Applied Nuclear Technology
The foundation is a leader in modeling small modular nuclear reactors (SMRs), which represent a significant shift towards more manageable, economically feasible nuclear power solutions. Our models help optimize the design and operation of SMRs, focusing on improving safety features, reducing waste, and enhancing scalability. This research is pivotal as SMRs hold the potential to spread nuclear technology to areas not serviced by traditional large-scale reactors, offering a cleaner energy alternative.
Our sophisticated simulations delve into the thermal-hydraulic performance of SMRs, ensuring that these systems can achieve maximum efficiency while maintaining strict safety standards. We also explore modular design approaches that allow for reactors to be built in a factory setting and assembled onsite, significantly reducing construction costs and timelines. This modular strategy not only accelerates the deployment of nuclear power but also allows for greater flexibility in energy planning and management across Europe.
The environmental impact of SMRs is another critical area of our research. By modeling the entire lifecycle of these reactors, from construction through decommissioning, we aim to minimize their carbon footprint and enhance their sustainability.

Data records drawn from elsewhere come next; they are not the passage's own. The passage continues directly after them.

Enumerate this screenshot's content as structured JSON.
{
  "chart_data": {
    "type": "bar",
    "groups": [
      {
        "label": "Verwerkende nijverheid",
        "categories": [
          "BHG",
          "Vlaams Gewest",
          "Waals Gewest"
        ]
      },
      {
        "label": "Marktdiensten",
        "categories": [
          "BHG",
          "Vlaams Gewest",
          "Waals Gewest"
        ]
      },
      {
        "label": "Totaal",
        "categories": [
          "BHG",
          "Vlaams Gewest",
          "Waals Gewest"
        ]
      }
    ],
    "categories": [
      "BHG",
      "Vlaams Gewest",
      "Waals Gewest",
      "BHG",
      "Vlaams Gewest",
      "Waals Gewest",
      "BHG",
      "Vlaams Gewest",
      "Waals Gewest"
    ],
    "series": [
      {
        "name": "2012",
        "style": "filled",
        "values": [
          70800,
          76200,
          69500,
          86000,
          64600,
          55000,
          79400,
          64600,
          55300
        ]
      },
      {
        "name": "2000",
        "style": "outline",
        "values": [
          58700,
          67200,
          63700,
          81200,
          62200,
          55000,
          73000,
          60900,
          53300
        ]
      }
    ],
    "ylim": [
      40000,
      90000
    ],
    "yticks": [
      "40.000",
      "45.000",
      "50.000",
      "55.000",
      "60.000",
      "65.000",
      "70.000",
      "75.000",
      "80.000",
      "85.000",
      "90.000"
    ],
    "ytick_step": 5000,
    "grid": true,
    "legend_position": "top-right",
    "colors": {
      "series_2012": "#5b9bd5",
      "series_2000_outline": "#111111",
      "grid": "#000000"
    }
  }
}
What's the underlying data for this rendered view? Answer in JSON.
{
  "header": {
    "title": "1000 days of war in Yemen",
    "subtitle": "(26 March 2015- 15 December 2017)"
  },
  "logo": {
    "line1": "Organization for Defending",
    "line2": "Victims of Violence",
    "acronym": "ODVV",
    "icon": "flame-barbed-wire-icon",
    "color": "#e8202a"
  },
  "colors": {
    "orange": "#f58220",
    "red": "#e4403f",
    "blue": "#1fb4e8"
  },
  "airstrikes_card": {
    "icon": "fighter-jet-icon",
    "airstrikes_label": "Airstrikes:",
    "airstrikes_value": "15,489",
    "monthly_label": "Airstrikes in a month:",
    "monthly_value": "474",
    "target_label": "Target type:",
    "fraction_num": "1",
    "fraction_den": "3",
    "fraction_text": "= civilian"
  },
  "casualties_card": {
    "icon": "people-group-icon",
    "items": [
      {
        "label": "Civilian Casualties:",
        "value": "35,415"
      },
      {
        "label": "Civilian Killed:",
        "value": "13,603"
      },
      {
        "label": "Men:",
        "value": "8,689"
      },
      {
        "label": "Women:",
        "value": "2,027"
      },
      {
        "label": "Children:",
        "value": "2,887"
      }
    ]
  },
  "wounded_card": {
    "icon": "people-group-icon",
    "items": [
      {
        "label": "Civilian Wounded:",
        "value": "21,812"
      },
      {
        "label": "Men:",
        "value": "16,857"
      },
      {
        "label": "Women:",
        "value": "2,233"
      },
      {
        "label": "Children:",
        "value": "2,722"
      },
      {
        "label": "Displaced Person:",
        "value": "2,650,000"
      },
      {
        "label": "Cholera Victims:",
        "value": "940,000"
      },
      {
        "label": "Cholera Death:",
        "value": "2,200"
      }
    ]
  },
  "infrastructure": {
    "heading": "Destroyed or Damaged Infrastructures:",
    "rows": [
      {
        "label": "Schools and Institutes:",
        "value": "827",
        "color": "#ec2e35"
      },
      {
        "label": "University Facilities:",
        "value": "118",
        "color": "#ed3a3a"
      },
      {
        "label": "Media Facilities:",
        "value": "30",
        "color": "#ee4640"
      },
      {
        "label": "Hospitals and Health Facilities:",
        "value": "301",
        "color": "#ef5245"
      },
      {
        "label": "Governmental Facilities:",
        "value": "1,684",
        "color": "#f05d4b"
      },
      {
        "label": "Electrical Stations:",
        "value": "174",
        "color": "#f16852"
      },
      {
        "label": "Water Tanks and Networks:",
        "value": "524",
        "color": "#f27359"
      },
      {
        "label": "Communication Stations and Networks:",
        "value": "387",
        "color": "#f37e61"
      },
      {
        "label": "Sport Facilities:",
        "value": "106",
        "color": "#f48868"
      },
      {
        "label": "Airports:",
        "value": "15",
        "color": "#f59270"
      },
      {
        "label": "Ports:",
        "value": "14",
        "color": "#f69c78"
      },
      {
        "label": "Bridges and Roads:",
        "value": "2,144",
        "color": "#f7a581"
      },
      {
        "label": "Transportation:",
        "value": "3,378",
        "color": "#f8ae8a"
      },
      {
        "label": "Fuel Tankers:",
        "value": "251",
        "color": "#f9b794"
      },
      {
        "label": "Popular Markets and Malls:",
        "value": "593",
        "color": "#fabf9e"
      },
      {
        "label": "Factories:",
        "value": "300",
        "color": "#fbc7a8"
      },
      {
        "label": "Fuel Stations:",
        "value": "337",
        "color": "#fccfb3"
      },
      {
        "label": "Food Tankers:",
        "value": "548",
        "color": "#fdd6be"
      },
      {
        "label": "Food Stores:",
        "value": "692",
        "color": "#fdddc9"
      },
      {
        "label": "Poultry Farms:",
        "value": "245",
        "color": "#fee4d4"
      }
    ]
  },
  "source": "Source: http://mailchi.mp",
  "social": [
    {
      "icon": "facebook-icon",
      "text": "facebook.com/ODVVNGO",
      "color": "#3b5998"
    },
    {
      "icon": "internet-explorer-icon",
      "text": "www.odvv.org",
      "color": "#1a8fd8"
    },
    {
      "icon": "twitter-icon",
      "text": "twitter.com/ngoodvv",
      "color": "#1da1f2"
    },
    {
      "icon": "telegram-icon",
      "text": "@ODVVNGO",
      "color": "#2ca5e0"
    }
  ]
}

This comprehensive analysis helps in developing strategies that align with global environmental standards and support the European Green Deal, positioning nuclear energy as a key player in the transition to a low-carbon economy.
Our work with accelerator-driven nuclear systems (ADS) focuses on harnessing these technologies for waste reduction and improved safety. ADS uses particle accelerators to induce nuclear reactions, offering a controlled environment that minimizes the risk of meltdowns. Our advanced techniques evaluate the dynamics and feasibility of these systems, paving the way for their practical application in managing nuclear waste and producing energy.
The potential of ADS to transmute long-lived radioactive isotopes into shorter-lived ones is particularly transformative. This capability could solve some of the most persistent challenges in nuclear waste management, reducing the radiotoxicity and volume of waste that needs to be stored or disposed of. Our foundation is at the forefront of developing scalable ADS models that can be implemented in national nuclear waste management strategies, offering a path to safer and more sustainable nuclear energy production.
Additionally, the use of ADS in energy production is explored through our models investigating particle beam dynamics and neutron flux distribution within a reactor. These models help optimize the design of ADS for higher energy output and stability, ensuring that they can be a viable alternative to conventional nuclear reactors. Our research not only advances the technical feasibility of ADS but also contributes to policy discussions on nuclear energy’s role in achieving energy security and sustainability goals.
Our commitment lies in revolutionizing nuclear medicine through advanced experimental research, theoretical models, and innovative design. By integrating cutting-edge experimental methodologies and sophisticated theoretical frameworks, we aim to enhance radiotherapy treatments, including highly targeted therapies such as boron neutron capture and proton accelerator therapies. Our approach allows us to predict the behavior of radioactive particles in the human body, optimize dosages, and minimize exposure to healthy tissues.
Our research significantly improves treatment efficacy for cancer and other diseases. Through rigorous experimental studies and refined theoretical analysis, we determine the precise trajectories of neutron and proton beams, ensuring they converge accurately at the tumor site. This targeted strategy not only reduces damage to surrounding healthy tissues—a common challenge in traditional radiotherapy—but also boosts the probability of successful outcomes.
In parallel with treatment planning, our work supports the development of novel radiopharmaceuticals. These advanced drugs are designed to transport radioactive isotopes directly to specific cell types, such as cancer cells, by leveraging our deep understanding of molecular interactions and cellular targets. This research not only expands our knowledge of cellular mechanisms but also sets the stage for next-generation targeted therapies, promising treatments that are both highly effective and minimally invasive.